Follow Us @soratemplates

Monday 14 February 2011

Pertanyaan dan Jawaban

Hari ini adalah hari pertama saya kembali memenuhi ruang-ruang kampus saya. Yup, hari pertama kuliah untuk semester 4. Kembali bertemu dengan teman-teman yang pulang kampung setelah libur lama yang sebenarnya tidak lama jika dibandingkan fakultas lainnya. Yah, tidak apa-apa.

Seperti biasa, karena sudah lama tidak bertemu, mulailah saling bertanya dan bercerita dengan panjang dan lebarnya. Hayo, berapa luasnya ya. Hehe.., bercanda. Saat tengah asyik menjadi pendengar dari keriuhan hari pertama masuk, saya menyadari ada hal-hal aneh yang sudah dianggap wajar. Seorang teman yang baru saja datang menyapa seorang teman saya yang lain.

“Hei, liburan ngapain aja?”

Teman saya itu pun menjawab “Di rumah aja.”

Merasakan ada yang aneh? Awalnya saya tidak merasakan itu. Tapi coba dipikir. Pertanyaan teman pertama saya adalah “liburan ngapain aja”. Sebuah pertanyaan yang membutuhkan jawaban sebuah aktivitas. Kata kerja lah paling tidak, misalnya belajar, baca-baca, atau jawaban ga ngapa-ngapain. Itu menunjukkan suatu kata kerja. Tapi, teman kedua saya justru menjawab “di rumah aja” yang kita tau itu adalah penunjuk kata tempat. Harusnya jawaban itu akan tepat jika pertanyaanya adalah liburan ke mana aja. Hm…

Ada juga pertanyaan yang lain yaitu pertanyaan tentang kabar semisal “apa kabar?” atau “gimana kabarnya”. Jika sebuah jawaban yang tepat tentu akan dijawab baik, kurang sehat, atau sesuai dengan kondisinya pada saat itu. Tapi terkadang muncul jawaban yang baik namun kurang lengkap yaitu jawaban Alhamdulillah.

Paham maksud saya? Coba lihat. Pertanyaan “apa kabar?” lalu jawabannya “Alhamdulillah.. (segala puji hanya bagi Allah).” Kata Alhamdulillah memang menyiratkan sebuah keadaan yang sedang baik namun bukankah itu jawaban yang tidak menjawab pertanyaan. Apa kabarnya sebenarnya. Baik kah, buruk kah. Bisa saja dia sedang dalam keadaan buruk namun dia tetap bisa bersyukur dan memuji Allah. Bukankah tidak ada kepastian jawaban dari pertanyaan tersebut?

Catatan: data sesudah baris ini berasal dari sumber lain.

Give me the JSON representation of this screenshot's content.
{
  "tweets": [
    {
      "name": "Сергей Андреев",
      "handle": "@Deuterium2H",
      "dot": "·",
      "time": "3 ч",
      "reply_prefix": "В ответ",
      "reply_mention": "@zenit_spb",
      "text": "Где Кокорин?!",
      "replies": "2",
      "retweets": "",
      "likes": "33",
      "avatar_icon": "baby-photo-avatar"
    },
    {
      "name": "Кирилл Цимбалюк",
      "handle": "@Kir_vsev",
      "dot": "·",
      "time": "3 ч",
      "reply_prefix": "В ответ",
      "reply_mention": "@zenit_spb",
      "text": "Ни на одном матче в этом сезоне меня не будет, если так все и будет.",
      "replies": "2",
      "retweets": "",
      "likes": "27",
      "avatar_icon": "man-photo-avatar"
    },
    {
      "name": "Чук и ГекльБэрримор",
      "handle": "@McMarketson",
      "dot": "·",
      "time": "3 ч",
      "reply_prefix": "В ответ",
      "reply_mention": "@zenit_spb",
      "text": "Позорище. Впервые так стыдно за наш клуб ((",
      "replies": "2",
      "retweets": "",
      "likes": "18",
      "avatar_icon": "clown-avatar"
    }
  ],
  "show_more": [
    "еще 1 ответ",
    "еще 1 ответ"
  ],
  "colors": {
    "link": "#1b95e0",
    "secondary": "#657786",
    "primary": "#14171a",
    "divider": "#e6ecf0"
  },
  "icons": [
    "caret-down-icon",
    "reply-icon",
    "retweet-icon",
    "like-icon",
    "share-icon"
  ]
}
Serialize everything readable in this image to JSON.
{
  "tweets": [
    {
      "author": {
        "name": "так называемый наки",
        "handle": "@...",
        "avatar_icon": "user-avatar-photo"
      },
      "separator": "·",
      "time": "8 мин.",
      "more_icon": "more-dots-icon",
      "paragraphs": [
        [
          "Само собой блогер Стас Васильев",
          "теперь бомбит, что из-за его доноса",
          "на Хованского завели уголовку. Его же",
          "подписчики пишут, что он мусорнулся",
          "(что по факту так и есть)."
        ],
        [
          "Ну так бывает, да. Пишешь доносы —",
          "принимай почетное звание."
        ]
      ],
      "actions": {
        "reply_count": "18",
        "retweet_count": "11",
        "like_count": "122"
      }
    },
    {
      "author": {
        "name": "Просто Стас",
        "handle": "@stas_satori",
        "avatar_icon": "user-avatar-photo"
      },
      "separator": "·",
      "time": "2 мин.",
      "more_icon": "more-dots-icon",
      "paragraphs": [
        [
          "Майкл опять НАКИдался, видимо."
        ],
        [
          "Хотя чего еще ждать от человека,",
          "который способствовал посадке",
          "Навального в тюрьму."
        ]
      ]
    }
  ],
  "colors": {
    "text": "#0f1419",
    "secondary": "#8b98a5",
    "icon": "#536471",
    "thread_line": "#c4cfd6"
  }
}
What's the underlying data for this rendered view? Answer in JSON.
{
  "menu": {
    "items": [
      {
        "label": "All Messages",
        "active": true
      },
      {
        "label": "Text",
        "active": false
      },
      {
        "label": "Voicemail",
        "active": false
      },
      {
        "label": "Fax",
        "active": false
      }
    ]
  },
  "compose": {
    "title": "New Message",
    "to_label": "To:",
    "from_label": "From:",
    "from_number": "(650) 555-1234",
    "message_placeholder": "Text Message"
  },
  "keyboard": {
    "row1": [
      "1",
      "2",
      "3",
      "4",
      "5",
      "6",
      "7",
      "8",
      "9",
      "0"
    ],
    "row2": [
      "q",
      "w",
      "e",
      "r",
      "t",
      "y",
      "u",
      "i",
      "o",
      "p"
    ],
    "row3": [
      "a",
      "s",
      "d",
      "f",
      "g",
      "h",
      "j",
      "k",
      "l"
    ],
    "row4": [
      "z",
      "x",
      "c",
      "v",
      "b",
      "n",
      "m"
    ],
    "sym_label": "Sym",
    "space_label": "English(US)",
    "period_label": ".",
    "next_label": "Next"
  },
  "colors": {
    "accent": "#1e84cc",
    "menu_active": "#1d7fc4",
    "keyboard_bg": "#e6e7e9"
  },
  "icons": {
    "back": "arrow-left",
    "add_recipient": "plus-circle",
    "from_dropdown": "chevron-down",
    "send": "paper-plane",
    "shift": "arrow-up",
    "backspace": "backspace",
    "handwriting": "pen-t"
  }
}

Ya, alangkah lebih baik dan lebih lengkap jika dijawab “Alhamdulillah, baik” atau sejenisnya.

Yup, pertanyaan dan jawaban memang sesuatu yang harusnya berkaitan. Sering kali sebuah jawaban dikira sudah menjawab suatu pertanyaan. Padahal kalau ditilik kembali bisa jadi jawaban itu adalah pertanyaan itu sendiri atau tidak nyambung sama sekali. Misalkan pertanyaan “bagaimana kita bernafas?” lalu dijawab “dengan menghirup oksigen dan menghembuskan karbondioksida”. Nah lo, padahal menghirup oksigen dan menghembuskan karbondioksida adalah definisi dari bernafas. Berarti si penjawab belum menjawab pertanyaannya, sekedar mendefinisikan saja. Bukankah pertanyaannya sama saja dengan “bagaimana kita menghirup oksigen dan mengeluarkan karbondioksida?” Hehe…, sama aja ngulangi pertanyaannya kan.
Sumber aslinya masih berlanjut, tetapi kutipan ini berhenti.